Sa, 16. Dezember 2017

Integration

23.10.2008 20:26

Aufbahrungshalle für Muslime am Linzer Friedhof

Durch die Zuwanderung gibt es immer mehr Muslime, die nicht nur die österreichische Staatsbürgerschaft haben, sondern in ihrer neuen Heimat auch begraben werden wollen. Die Stadt Linz hat nun auf diese Nachfrage reagiert. Am Stadtfriedhof wurde um 4,5 Millionen Euro eine spezielle Aufbahrungshalle errichtet, in der die Moslems ihre rituellen Waschungen vornehmen können.

Die Grünen hatten sich fünf Jahre lang für dieses Vorzeigeprojekt eingesetzt. Seit 1990 können am Stadtfriedhof zwar Muslime nach Mekka ausgerichtet bestattet werden, vielen gläubigen Angehörigen fehlte aber bislang die Möglichkeit für die im Islam vorgeschriebenen rituellen Waschungen und auch ein entsprechender Verabschiedungsraum.

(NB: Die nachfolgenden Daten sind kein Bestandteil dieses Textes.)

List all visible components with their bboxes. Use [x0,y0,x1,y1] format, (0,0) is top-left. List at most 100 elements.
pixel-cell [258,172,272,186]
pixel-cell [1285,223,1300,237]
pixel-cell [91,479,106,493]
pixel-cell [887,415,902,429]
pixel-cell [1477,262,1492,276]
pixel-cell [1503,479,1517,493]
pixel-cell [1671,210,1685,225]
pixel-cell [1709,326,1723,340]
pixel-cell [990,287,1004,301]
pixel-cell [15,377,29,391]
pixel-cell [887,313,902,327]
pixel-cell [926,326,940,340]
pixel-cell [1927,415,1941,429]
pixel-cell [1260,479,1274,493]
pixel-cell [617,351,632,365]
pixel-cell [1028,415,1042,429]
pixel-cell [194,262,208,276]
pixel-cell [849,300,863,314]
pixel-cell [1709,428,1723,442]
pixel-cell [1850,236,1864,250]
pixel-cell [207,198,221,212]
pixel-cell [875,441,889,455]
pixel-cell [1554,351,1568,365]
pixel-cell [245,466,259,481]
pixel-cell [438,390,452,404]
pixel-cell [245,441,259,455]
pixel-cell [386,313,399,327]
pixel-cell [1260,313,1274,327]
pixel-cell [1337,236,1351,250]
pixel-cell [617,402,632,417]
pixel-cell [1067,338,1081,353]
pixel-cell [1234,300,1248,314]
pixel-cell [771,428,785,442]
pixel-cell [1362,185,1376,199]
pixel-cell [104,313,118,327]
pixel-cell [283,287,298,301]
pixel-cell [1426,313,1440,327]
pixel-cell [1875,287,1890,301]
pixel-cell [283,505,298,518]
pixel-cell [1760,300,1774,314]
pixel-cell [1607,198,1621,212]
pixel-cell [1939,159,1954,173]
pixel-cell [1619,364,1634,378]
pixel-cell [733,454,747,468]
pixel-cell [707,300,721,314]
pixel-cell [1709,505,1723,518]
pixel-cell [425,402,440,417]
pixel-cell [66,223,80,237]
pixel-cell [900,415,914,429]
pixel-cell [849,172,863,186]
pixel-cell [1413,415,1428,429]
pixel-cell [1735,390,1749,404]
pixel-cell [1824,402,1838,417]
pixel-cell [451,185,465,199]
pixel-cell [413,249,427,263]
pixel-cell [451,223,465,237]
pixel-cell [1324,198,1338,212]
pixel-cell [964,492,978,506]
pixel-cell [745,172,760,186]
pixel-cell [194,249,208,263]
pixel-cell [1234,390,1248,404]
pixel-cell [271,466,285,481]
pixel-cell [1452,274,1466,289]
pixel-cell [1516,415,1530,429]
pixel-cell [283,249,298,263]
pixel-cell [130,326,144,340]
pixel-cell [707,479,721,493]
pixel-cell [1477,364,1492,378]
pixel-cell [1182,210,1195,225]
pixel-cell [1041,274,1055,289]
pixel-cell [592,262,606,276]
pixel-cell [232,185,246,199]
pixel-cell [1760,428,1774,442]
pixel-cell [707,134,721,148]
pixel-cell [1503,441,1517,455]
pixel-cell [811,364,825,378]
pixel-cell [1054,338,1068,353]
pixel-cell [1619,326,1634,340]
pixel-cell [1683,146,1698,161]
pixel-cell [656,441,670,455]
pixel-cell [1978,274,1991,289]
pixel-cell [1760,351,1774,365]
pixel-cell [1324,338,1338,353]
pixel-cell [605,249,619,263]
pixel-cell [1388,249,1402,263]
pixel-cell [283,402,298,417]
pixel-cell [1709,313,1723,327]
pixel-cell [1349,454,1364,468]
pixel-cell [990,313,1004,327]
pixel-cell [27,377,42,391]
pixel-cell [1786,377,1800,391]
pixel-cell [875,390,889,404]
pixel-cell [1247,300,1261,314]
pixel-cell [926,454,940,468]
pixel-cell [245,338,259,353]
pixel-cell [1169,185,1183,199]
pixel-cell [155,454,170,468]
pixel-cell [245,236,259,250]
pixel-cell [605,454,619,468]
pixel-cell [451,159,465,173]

"Integration darf nicht mit Tod enden"
Das ist auch der Grund, warum viele Muslime ins jeweilige Herkunftsland überstellt und dort bestattet werden, erklärt Grün-Gemeinderätin Gülcan Gigl, warum sich ihre Fraktion so für diese Neuerung eingesetzt hat: "Integration darf nicht mit Tod enden", ist Gigl überzeugt.

Dobusch hat sich für Gustostück eingesetzt
Insider streuen aber eher Bürgermeister Franz Dobusch Rosen. Ursprünglich gabs nur kleine Veränderungen, der Stadtchef habe sich dann persönlich für das architektonische Gustostück eingesetzt.